I was reading about Ito's formula and Girsanov theorem, but I am still struggling to grasp how in reality these are combined to compute the price of an option. What are the main source to understand this topic in a very practical manner?
1 Answer
In a practical manner, here is how you get to the PDE of your option:
Use Girsanov theorem to go from the real-world measure to the risk-neutral measure (basically subtract the market price of risk $\mathrm dW^Q_t = \mathrm d W^P_t - \frac{\mu -r}{\sigma} \mathrm dt$). This will change your SDE.
Discounted option price $e ^{-rt} v(t, S_t)$ has to be a martingale in the risk-neutral world. Hence use the Ito's formula to calculate the differential $\mathrm d (e ^{-rt} v(t, S_t))$ and set the drift term to zero, which will give you the PDE that your option price must satisfy.

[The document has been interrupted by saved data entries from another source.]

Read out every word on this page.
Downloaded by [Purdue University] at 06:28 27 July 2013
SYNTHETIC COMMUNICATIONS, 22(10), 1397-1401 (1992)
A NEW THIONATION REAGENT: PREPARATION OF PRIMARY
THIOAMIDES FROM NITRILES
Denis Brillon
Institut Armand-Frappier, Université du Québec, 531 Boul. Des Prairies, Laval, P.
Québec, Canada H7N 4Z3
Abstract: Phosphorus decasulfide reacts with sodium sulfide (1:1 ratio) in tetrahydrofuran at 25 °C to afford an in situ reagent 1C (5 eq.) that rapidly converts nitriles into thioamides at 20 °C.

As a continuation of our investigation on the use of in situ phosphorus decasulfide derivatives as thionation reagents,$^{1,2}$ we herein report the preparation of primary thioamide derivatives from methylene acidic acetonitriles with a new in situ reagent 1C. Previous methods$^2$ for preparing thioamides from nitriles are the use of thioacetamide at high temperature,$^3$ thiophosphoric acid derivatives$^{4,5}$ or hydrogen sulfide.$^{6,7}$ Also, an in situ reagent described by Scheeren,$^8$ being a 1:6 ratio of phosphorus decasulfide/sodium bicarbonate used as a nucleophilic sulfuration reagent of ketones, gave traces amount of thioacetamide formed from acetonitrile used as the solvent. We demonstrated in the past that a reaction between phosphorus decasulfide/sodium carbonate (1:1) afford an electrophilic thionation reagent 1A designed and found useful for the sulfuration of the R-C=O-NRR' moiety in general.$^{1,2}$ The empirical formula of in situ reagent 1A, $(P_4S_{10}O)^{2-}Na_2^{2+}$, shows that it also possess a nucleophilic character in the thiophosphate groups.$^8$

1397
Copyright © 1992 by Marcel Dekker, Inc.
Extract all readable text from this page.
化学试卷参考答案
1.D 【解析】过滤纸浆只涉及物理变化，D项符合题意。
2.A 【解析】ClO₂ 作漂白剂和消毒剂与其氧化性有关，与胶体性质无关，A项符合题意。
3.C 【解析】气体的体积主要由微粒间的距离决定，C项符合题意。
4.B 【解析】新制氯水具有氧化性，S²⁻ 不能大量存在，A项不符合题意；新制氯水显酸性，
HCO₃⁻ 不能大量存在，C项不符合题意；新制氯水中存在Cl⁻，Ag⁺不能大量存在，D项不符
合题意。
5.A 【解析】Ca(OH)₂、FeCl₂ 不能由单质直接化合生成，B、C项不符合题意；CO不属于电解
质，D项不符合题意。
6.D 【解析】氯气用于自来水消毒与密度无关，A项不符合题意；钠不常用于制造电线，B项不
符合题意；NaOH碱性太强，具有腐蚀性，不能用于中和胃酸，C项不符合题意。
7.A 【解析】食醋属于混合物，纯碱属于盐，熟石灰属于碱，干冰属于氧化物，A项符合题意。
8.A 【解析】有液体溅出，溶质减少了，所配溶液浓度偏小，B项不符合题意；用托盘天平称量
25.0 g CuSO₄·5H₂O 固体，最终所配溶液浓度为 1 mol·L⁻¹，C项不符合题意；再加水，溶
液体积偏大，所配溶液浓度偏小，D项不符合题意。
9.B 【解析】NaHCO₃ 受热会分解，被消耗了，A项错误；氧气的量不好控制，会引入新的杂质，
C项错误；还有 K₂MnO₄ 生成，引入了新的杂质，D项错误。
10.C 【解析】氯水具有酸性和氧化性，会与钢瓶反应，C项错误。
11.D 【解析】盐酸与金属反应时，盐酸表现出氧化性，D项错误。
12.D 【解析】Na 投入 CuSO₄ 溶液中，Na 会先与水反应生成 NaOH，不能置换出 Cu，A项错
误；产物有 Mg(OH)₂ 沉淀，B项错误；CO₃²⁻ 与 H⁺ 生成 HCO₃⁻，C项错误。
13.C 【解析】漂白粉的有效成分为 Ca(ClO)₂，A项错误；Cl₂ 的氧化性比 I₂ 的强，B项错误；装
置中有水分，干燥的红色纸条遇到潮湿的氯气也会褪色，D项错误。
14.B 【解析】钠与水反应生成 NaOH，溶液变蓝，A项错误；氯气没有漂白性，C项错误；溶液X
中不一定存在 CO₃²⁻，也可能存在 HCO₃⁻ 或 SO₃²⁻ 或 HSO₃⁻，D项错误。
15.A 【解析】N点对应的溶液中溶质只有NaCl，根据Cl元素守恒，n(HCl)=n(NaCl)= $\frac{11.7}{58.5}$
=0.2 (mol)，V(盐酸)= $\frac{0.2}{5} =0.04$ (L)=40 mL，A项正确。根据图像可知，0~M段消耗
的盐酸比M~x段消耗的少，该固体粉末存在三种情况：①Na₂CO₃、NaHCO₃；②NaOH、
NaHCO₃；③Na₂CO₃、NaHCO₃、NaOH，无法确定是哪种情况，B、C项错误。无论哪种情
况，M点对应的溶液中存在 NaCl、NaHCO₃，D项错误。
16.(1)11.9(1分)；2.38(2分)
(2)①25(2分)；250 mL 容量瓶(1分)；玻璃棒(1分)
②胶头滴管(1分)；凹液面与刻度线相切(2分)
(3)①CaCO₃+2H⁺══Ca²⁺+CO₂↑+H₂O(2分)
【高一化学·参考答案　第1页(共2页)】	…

Set the boundary conditions for the PDE based on the payoffs of the option.
The PDE and boundary conditions are individual to each option, but the derivation is always similar to that of the Black-Scholes PDE (sometimes you will have other differentials involved, for example, running maximum in the look-back options etc).
"Stochastic Calculus for Finance II - Continuous-time models" by Shreve Chapters 4 and 7 are good references for this topic.